Le prochain sommet UE-Chine risque d’être délicat. L’Italie s’engage à fond dans la coopération avec Pékin sur le méga projet des « nouvelles routes de la soie ». Mais la France, l’Allemagne et la Commission de Bruxelles voudraient obtenir des garanties et un meilleur partage des retombées.
A quelques jours du sommet Chine-UE du 9 avril et après la visite du président chinois Xi Jinping fin mars en Italie puis en France, la question de la montée en puissance des investissements chinois en Europe et sur les marchés intéressant les entreprises du Vieux Continent se pose plus que jamais.
D’autant que les ambitions chinoises paraissent sans limite avec le projet des « nouvelles routes de la soie » que Pékin veut mettre en œuvre afin d’intensifier les échanges et la coopération entre l’Europe et l’Asie.
Face au géant asiatique, l’Union paraît plutôt divisée comme l’a prouvé la signature par le gouvernement italien d’un mémorandum d’adhésion au projet chinois que les Français et les Allemands souhaiteraient plus équilibré.
Des « nouvelles routes » très chinoises…
Il y a effectivement des raisons de s’inquiéter. Projet de conception chinoise, « les nouvelles routes de la soie » visent à intégrer encore davantage la Chine dans jeu mondial en bâtissant des infrastructures ferroviaires et routières à travers le continent eurasiatique mais aussi des liaisons maritimes impliquant l’Afrique, via la Méditerranée et l’Océan Indien.
Dans le cadre de ces nouvelles routes, la puissance chinoise risque de s’imposer dans les multiples pays concernés en Asie centrale, au Caucase, dans l’Est et au sud de l’Europe ainsi que sur le continent africain.
Ces velléités hégémoniques déterminent l’Europe à pousser sa propre stratégie de connexion Europe-Asie en cherchant à obtenir de Pékin des engagements en terme de normes sociales et environnementales, d’action sur le climat, d’accès aux marchés publics ou de limitation des aides publiques.

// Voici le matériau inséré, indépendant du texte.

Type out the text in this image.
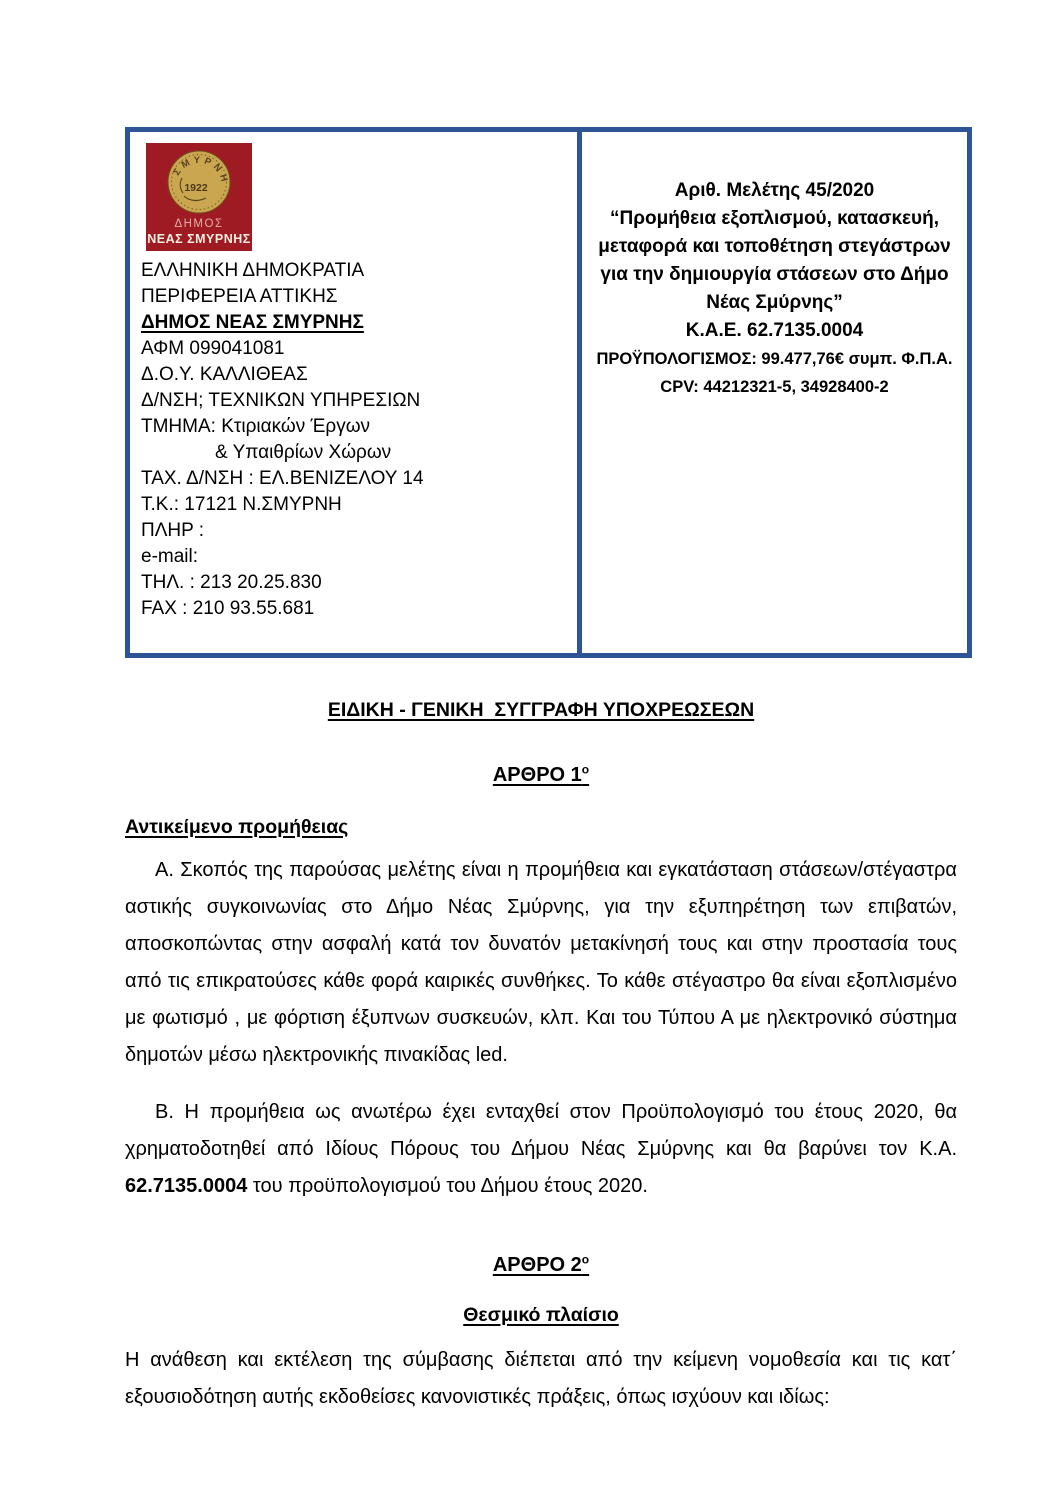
ΣΜΥΡΝΗ
1922
ΔΗΜΟΣ
ΝΕΑΣ ΣΜΥΡΝΗΣ
ΕΛΛΗΝΙΚΗ ΔΗΜΟΚΡΑΤΙΑ
ΠΕΡΙΦΕΡΕΙΑ ΑΤΤΙΚΗΣ
ΔΗΜΟΣ ΝΕΑΣ ΣΜΥΡΝΗΣ
ΑΦΜ 099041081
Δ.Ο.Υ. ΚΑΛΛΙΘΕΑΣ
Δ/ΝΣΗ; ΤΕΧΝΙΚΩΝ ΥΠΗΡΕΣΙΩΝ
ΤΜΗΜΑ: Κτιριακών Έργων
& Υπαιθρίων Χώρων
ΤΑΧ. Δ/ΝΣΗ : ΕΛ.ΒΕΝΙΖΕΛΟΥ 14
Τ.Κ.: 17121 Ν.ΣΜΥΡΝΗ
ΠΛΗΡ :
e-mail:
ΤΗΛ. : 213 20.25.830
FAX : 210 93.55.681
Αριθ. Μελέτης 45/2020
“Προμήθεια εξοπλισμού, κατασκευή,
μεταφορά και τοποθέτηση στεγάστρων
για την δημιουργία στάσεων στο Δήμο
Νέας Σμύρνης”
Κ.Α.Ε. 62.7135.0004
ΠΡΟΫΠΟΛΟΓΙΣΜΟΣ: 99.477,76€ συμπ. Φ.Π.Α.
CPV: 44212321-5, 34928400-2
ΕΙΔΙΚΗ - ΓΕΝΙΚΗ  ΣΥΓΓΡΑΦΗ ΥΠΟΧΡΕΩΣΕΩΝ
ΑΡΘΡΟ $1^o$
Αντικείμενο προμήθειας

Α. Σκοπός της παρούσας μελέτης είναι η προμήθεια και εγκατάσταση στάσεων/στέγαστρα αστικής συγκοινωνίας στο Δήμο Νέας Σμύρνης, για την εξυπηρέτηση των επιβατών, αποσκοπώντας στην ασφαλή κατά τον δυνατόν μετακίνησή τους και στην προστασία τους από τις επικρατούσες κάθε φορά καιρικές συνθήκες. Το κάθε στέγαστρο θα είναι εξοπλισμένο με φωτισμό , με φόρτιση έξυπνων συσκευών, κλπ. Και του Τύπου Α με ηλεκτρονικό σύστημα δημοτών μέσω ηλεκτρονικής πινακίδας led.

Β. Η προμήθεια ως ανωτέρω έχει ενταχθεί στον Προϋπολογισμό του έτους 2020, θα χρηματοδοτηθεί από Ιδίους Πόρους του Δήμου Νέας Σμύρνης και θα βαρύνει τον Κ.Α. 62.7135.0004 του προϋπολογισμού του Δήμου έτους 2020.

ΑΡΘΡΟ $2^o$
Θεσμικό πλαίσιο

Η ανάθεση και εκτέλεση της σύμβασης διέπεται από την κείμενη νομοθεσία και τις κατ΄ εξουσιοδότηση αυτής εκδοθείσες κανονιστικές πράξεις, όπως ισχύουν και ιδίως:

L’Italie se pose en allié de Pékin
Le problème est que tous les Européens ne jouent pas le jeu. On connaissait la propension de certains pays de l’Est à jouer leur propre carte. A présent, c’est l’Italie et son gouvernement populiste qui signe – c’est une première pour un pays membre du G7 – un mémorandum d’adhésion aux « Nouvelles routes de la soie ».
De plus, Rome accepte d’ouvrir aux concessionnaires chinois les ports de Gènes et de Trieste et passe un accord de coopération sur les communications de 5ème génération (« la 5g ») dont le chinois Huawei est le porte-étendard. Or Huaweï semble étroitement connecté avec les services de renseignement chinois…
Pourtant, de nombreux pays européens ont commencé à mieux contrôler les investissements extérieurs. Depuis deux ans, l’Allemagne, la France, le Royaume-Uni, l’Espagne et même l’Italie (du temps de Romano Prodi) passent sous revue et soumettent à autorisation les investissements – notamment chinois, mais pas seulement – dans une série de secteurs dits sensibles ou stratégiques.
Des investissements pour l’instant limités mais sous-évalués
Cela dit, il serait très excessif et même inexact de prétendre que la Chine est en train « d’acheter » l’Europe. Alors que le montant total des investissements directs européens en Chine avoisinait, selon l’OCDE, les 200 milliards de dollars en 2017, les investissements chinois dans l’Union européenne atteindraient à peine les 60 milliards de dollars.
De fait, le conditionnel s’impose car, en matière d’investissements directs, les chiffres varient énormément selon les sources. Principale raison : Hong Kong, qui fait partie intégrante de la République populaire, est un centre financier off shore mondial où s’effectuent des millions de transactions financières à destination de toute la planète, ce qui brouille les statistiques de balance des paiements.
Un gros travail d’évaluation à cet égard a été fait par le Rhodium Group, un institut américain qui travaille en particulier avec l’Union européenne. Selon cette source, les flux d’investissements chinois vers l’Europe ont beaucoup diminué ces dernières années du fait des restrictions chinoises aux sorties de capitaux.
Ainsi, les investissements chinois directs vers l’UE seraient revenus de 37 milliards d’euros en 2016 à seulement 17 milliards l’an dernier. C’est moins du dixième, voire du vingtième des investissements américains en Europe…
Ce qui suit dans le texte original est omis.